By January 26, 2023 Health, Science

An article published in the online magazine, People, claims that using ultraviolet (UV) nail polish dryers can lead to cancer-causing cell mutations.

In support of its claim, the article cites a recent study titled “DNA damage and somatic mutations in mammalian cells after irradiation with a nail polish dryer”, published in Nature Communications Journal (“the study”).

The study examines the impact of the long-term use of UV nail polish dryers, commonly used in nail salons to “cure and dry nail polish formulas, known as gels, [which require] exposure to UV radiation to harden into polymers”, on cells obtained from mammals.

UV rays and skin cancer

It has been established that prolonged exposure to UV rays may cause skin cancer without the necessary safeguards such as using sunscreen.

UV nail polish dryers mainly emit UVA rays, which are a form of UV rays that have been previously linked to some skin cancers.


DNA damage from exposure to UV nail polish dryers

The study on DNA damage and cell mutations was carried out on human and rodent cells. Among others, it found that across all cells, exposure to the UV lamp for 20 minutes resulted in 20–30% cell death.

It also observed that radiation emitted by UV nail polish dryers causes cell mutations similar to that caused by skin cancer, thereby suggesting that it could lead to cancer.

Limitations of the study

However, the study emphasized that it does have limitations. For instance, the cells were missing the top layer of human skin which might affect cell mutations.

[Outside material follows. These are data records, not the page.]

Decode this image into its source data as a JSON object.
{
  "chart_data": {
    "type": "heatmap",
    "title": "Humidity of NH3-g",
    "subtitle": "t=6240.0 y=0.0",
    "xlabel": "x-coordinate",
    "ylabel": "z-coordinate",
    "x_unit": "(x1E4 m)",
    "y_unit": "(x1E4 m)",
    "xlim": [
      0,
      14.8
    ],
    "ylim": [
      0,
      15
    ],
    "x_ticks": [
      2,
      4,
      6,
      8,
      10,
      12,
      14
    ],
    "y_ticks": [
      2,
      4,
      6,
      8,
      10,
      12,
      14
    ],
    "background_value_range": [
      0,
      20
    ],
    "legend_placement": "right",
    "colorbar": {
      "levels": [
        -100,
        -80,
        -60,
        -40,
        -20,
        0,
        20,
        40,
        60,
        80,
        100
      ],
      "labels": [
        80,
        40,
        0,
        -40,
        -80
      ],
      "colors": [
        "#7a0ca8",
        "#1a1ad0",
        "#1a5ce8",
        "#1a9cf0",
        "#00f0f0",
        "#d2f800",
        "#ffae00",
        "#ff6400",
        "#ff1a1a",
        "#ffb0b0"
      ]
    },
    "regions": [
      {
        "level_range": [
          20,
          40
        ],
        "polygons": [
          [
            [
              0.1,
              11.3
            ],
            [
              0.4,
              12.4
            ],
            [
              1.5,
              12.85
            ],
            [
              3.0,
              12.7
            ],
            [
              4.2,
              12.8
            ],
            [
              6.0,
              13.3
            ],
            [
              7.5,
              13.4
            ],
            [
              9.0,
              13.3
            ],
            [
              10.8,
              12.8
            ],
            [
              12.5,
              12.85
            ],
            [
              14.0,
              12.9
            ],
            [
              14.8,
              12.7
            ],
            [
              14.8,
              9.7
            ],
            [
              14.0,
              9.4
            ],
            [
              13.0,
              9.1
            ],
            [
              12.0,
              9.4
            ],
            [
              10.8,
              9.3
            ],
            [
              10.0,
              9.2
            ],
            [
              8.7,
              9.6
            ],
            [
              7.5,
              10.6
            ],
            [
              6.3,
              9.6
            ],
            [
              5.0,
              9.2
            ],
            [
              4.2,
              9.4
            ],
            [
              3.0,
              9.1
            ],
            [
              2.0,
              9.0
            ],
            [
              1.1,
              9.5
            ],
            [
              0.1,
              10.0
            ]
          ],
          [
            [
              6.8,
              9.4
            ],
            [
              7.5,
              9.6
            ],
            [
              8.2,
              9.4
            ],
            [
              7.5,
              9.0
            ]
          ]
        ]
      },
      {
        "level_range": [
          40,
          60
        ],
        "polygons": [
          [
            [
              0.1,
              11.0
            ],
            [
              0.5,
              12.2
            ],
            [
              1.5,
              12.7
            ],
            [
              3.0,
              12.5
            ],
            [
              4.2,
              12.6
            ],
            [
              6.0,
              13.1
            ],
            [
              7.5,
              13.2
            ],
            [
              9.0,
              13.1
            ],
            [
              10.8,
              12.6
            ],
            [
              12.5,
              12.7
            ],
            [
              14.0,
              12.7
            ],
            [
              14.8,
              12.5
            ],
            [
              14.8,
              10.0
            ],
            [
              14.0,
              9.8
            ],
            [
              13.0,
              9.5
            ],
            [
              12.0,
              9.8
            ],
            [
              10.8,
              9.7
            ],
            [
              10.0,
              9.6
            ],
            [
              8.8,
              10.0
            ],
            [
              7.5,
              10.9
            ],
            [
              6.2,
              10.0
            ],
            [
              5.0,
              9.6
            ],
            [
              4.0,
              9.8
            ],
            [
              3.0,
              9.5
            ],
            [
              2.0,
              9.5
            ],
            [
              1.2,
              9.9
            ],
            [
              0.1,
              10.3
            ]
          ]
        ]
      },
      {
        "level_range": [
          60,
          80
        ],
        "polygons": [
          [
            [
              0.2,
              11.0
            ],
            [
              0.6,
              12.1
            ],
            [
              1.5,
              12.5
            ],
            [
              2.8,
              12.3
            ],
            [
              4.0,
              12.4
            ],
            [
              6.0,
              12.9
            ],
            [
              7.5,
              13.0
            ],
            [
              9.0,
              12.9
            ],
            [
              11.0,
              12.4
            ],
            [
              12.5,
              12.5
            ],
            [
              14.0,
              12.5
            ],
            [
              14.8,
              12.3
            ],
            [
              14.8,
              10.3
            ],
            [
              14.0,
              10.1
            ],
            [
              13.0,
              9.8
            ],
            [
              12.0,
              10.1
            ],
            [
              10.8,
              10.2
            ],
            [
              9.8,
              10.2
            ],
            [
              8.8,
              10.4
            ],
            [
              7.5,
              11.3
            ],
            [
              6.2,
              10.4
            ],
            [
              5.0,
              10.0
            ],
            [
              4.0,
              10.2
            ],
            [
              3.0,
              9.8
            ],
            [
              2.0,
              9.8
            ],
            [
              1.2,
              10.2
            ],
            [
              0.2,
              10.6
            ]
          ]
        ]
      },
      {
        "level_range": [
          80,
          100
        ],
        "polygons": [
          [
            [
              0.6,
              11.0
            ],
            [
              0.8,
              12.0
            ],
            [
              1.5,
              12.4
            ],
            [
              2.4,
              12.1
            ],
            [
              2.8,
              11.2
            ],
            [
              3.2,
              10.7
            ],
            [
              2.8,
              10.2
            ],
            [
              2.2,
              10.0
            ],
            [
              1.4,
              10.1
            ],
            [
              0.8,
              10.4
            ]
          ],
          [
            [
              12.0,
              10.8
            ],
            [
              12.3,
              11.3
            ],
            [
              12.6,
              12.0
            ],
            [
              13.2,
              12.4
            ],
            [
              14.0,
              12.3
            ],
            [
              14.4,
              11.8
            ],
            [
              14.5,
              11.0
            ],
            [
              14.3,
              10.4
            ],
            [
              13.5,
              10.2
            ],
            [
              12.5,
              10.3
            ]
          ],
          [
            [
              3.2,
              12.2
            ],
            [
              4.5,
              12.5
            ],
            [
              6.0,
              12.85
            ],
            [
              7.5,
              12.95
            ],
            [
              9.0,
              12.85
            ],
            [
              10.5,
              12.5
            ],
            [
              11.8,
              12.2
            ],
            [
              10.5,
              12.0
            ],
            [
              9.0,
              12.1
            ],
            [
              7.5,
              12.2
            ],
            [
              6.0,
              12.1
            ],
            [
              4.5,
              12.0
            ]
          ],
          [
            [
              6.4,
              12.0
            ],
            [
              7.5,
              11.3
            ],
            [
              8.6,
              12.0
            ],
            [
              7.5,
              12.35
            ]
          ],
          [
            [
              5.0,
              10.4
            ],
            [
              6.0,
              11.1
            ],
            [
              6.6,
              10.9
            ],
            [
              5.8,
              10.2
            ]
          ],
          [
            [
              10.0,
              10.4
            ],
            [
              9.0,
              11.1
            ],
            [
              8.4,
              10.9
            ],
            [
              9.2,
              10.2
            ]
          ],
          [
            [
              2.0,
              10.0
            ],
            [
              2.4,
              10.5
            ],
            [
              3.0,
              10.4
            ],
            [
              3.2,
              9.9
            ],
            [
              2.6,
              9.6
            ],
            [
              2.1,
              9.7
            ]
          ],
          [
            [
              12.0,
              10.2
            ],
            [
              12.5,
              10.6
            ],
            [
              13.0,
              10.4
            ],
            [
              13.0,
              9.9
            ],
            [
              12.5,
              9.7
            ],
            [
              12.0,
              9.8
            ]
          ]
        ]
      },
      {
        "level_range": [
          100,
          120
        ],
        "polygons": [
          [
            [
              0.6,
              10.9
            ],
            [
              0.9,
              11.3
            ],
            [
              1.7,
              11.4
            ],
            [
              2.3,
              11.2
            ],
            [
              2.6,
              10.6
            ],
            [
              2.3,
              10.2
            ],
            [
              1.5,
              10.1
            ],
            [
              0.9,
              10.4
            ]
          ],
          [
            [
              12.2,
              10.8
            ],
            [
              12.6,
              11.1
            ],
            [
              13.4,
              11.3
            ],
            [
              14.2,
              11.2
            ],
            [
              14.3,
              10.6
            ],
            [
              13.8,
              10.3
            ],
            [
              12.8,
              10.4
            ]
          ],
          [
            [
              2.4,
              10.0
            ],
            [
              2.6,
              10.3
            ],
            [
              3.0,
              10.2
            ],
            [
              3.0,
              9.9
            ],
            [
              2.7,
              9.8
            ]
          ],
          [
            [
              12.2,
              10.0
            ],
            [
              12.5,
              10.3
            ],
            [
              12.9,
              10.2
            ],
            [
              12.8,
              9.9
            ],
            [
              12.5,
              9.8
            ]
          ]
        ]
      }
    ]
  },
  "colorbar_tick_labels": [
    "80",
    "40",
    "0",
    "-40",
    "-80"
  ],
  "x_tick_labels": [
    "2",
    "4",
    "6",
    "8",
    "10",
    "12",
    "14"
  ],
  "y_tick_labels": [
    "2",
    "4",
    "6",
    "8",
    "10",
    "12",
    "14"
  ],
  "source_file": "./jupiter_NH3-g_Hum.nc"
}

Moreover, the study does highlight that “it does not provide direct evidence for an increased cancer risk in human beings” thus necessitating further studies to accurately measure the prospect of UV nail polish dryers causing skin cancer of the hand, in people using them to dry their nails.

Other studies on this topic

A prior study by the Medical College of Georgia, United States on DNA damage from the use of UV nail lamps found that the risk of suffering skin cancer is low. However, as a precaution, they recommend using a broad-spectrum sunscreen of at least SPF 30 and UVA protective fingerless gloves when a nail polish dryer is being used on oneself.

Furthermore, another study failed to find conclusive evidence but has also highlighted the need for further studies on the potential carcinogenic risk of UV nail polish dryers.

While these studies were not carried out on cells, further research and studies are necessary to conclude if regular use of UV nail polish dryers will lead to skin cancer.